La demoiselle avait bien des motifs pour être émue de la sorte. Anne Guiot, fille d’un bourgeois ruiné, avait été élevée depuis sa plus tendre enfance par Mlle de Scudéri qui avait été pour elle une seconde mère et avait prodigué avec tendresse les plus grandes des sollicitudes. Plus tard, Anne avait fait la connaissance d’un jeune homme honnête et rangé. Claude Brusson, qui avait demandé sa main. Il était horloger très habile dans sa profession et gagnait largement sa vie à Paris. Anne l’aimait sincèrement. Mlle de Scudéri n’hésita point à consentir au mariage de sa fille adoptive. Les jeunes gens s’établirent, le ménage fut des plus heureux et le lien de leur amour se resserra encore par la naissance d’un fils qui était tout le portrait de sa jolie mère. Mlle de Scudéri ne tarda pas à aimer à l’idolâtrie le petit Olivier qu’elle enlevait à sa mère des heures et des jours durant pour le choyer et le dorloter. L’enfant s’habitua à elle et l’aima tout autant que sa propre mère. Trois ans se passèrent ainsi, les confrères de Brusson qui enviaient son succès, lui suscitèrent toutes sortes de vexations. Petit à petit il perdit sa clientèle et bientôt il en arriva à ne plus avoir assez de ressources pour élever sa famille. Il était impatient de retourner à Genève, sa ville natale, et contre le désir de Mlle de Scudéri il partit pour la Suisse avec sa femme et son fils. Mlle de Scudéri avait reçu de loin en loin quelques lettres de sa fille adoptive, puis tout à coup Anne avait gardé le silence, et il semblait que son bonheur présent lui fit oublier les devoirs de reconnaissance que lui imposait le passé. Il y a maintenant vingt-trois ans que Brusson, sa femme et son fils avaient quitté Paris.

— Oh ! c’est affreux, s’écria Mlle de Scudéri, après s’être remise un peu de sa stupéfaction, c’est horrible. Quoi ! tu serais Olivier, toi, le fils de ma chère Anne, et à présent…

— Certes, interrompit Olivier avec calme, car il avait repris toute son assurance, certes il ne vous serait jamais venu à l’esprit, noble demoiselle qu’un jour vous retrouveriez devant vous arrivé à l’âge d’homme et accusé d’assassinat, le petit garçon dont vous étiez jadis la protectrice dévouée, que vous berciez sur vos genoux et que vous combliez de friandises et de caresses. Le blâme qui pèse sur moi, en ce moment, n’est peut-être pas tout à fait immérité, et il se peut que la Chambre ardente ait certaine raison de croire à ma culpabilité.
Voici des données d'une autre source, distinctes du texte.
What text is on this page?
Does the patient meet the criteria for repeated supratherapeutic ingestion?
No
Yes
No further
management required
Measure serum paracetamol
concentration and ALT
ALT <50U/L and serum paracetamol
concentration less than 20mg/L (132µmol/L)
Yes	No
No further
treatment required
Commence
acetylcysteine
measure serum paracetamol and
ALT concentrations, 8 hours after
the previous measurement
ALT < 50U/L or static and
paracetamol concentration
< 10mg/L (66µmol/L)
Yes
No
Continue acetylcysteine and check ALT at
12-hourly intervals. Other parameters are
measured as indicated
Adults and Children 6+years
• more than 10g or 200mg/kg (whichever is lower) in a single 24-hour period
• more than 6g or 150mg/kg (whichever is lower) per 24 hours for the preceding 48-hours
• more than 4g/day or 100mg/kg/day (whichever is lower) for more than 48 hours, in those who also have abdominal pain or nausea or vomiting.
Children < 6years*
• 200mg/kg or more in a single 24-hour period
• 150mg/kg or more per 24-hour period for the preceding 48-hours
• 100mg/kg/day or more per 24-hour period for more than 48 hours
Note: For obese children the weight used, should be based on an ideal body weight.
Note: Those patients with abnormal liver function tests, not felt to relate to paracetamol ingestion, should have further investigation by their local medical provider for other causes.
Mais, sur le salut de mon âme, quand je devrais mourir de la main du bourreau, je puis déclarer hautement que je n’ai commis aucun meurtre. Si le malheureux Cardillac a péri, ce n’est pas moi qui l’ai frappé.

En achevant ces mots, Olivier eut un tremblement nerveux et ses genoux fléchirent. Mlle de Scudéri lui désigna, sans parler, un tabouret. Il s’assit lentement.